On Holy Thursday, we would join the procession around town, parading the different saints in beautifully decorated carousels. I used to love walking under the searing heat of the sun as a form of sacrifice, just to be able to feel the spirit of the holy week.

Good Friday is a big day. This is the day when we basically, die a bit by really keeping a holy day through prayers, reflections, atonement, fasting and abstinence and stopping all worldly affairs. This is also the day when we get to see a reenactment of the passion of Christ in flesh form—real people trying to relive the passion, the betrayal—Judas’ kiss, the Pontius Pilate act, the carrying of the cross, the crucifixion. We also reflect on the seven last words of Christ on the cross. It was definitely a life-altering tradition. At three in the afternoon on Good Friday, the time when Christ supposedly died on the cross, we go to the beach and wash off ourselves in the sea—with the belief that as we do that we cleanse ourselves of all our sins.

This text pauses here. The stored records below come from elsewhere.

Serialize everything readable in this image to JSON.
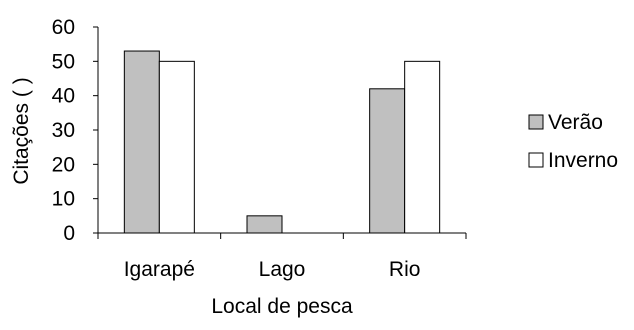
{
  "chart_data": {
    "type": "bar",
    "categories": [
      "Igarapé",
      "Lago",
      "Rio"
    ],
    "series": [
      {
        "name": "Verão",
        "values": [
          53,
          5,
          42
        ],
        "color": "#c0c0c0"
      },
      {
        "name": "Inverno",
        "values": [
          50,
          0,
          50
        ],
        "color": "#ffffff"
      }
    ],
    "xlabel": "Local de pesca",
    "ylabel": "Citações ( )",
    "ylim": [
      0,
      60
    ],
    "yticks": [
      "0",
      "10",
      "20",
      "30",
      "40",
      "50",
      "60"
    ],
    "grid": false,
    "legend_position": "right"
  }
}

On the other hand, tales of witches and black magicians renewing their powers on Good Friday hover around, creating an aura of eerie, empty, godless, sorrowful, almost black Friday. I remember seeing all crucifixes in the church being covered by a purple or maroon piece of cloth and that makes the day even gloomier.

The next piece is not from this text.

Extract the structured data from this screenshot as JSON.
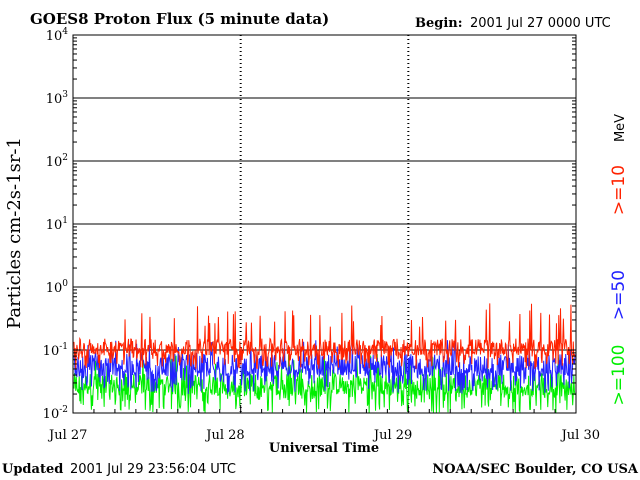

Black Saturday is less holy because then some people will try to return to their daily chores and routines—their casual lives. Except that at night time, we also join another event which we call as Visita Iglesia or church visit. It is carried out by a bunch of people who visit one church after another and saying prayers typically in the form of the Stations of the Cross. But the highlight of the day is the blessing of the new fire. This basically pre-empts the celebration of Christ’s victory from sin which is celebrated on Easter Sunday—the Resurrection.

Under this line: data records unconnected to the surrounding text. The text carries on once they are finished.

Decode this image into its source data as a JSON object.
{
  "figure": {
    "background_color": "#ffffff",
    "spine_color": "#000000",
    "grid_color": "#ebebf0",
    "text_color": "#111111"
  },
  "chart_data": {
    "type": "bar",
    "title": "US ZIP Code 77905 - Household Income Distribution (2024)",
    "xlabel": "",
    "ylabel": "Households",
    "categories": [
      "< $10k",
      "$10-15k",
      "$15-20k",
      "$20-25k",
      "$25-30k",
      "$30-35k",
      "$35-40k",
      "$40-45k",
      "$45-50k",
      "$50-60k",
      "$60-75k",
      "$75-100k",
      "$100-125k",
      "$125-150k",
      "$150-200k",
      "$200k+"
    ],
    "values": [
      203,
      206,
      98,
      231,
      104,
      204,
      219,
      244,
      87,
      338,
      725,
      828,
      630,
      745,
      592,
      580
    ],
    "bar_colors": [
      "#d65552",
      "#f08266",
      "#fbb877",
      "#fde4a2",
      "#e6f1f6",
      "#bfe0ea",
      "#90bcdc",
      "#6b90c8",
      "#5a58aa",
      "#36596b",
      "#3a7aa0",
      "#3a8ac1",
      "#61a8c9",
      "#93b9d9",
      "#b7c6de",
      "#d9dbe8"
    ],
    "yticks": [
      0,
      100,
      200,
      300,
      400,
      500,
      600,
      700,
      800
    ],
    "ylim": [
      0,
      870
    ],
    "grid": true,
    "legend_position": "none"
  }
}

Easter Sunday comes with a bang. We wake up very early on Sunday morning and witness a glorious celebration of Christ’s resurrection. Typically a float filled with fresh white flowers with a statue of the risen Christ is paraded around the church while in the background we would hear the angelic choir, singing songs of praise and hallelujah. The one practice that still baffles me today but has some kind of entertainment value is the way they project Judas on Easter Sunday. A Judas dummy is hanged on a tree and burned while church goers are happily witnessing every minute of it until there’s none left of Judas.

Easter Sunday is like the grand finale to a season long celebration of the passion, the death, and the resurrection of Christ our Lord for all of us Catholics. Other Christian churches have a different way of celebrating the Lenten season, but most of us in the Christian world agree that the resurrection of Christ is the one true manifestation of God’s glory, thus making His death more meaningful, for we are saved not by our actions but by God’s grace through dying on the cross.

I also look forward to the Easter Sunday homily which in great detail magnifies and glorifies God’s victory over sin. You may doubt it, but in my heart of heart, that’s what I believe—and none of you can take that away from me.

Anyways, now I am twenty thousand miles away, and instead of going to church on Good Friday, here I am in front of my computer, hopelessly wishing that I was back home celebrating the season with my family and neighbors.

And come Easter Sunday, there’s no salvation for me, because the place where I am now is too blind sighted by the world’s commercialism. I even question why, the celebration of Christ’s resurrection is merely reduced to a futile and meaningless search of fake colored eggs, scantily hidden in bushes as little children and adults as well, excitedly search through corners leaving no stones unturned to find the Easter eggs, left by—the Easter bunny?

Somehow, I just couldn’t connect that in my head. It’s too shallow. This depicts how humanity is wasted away as time goes by, shifting its ways from life’s deeper spiritual practices to the nasty and ugly world of materialism and commercialism.

What’s left of us? I don’t know. You tell me.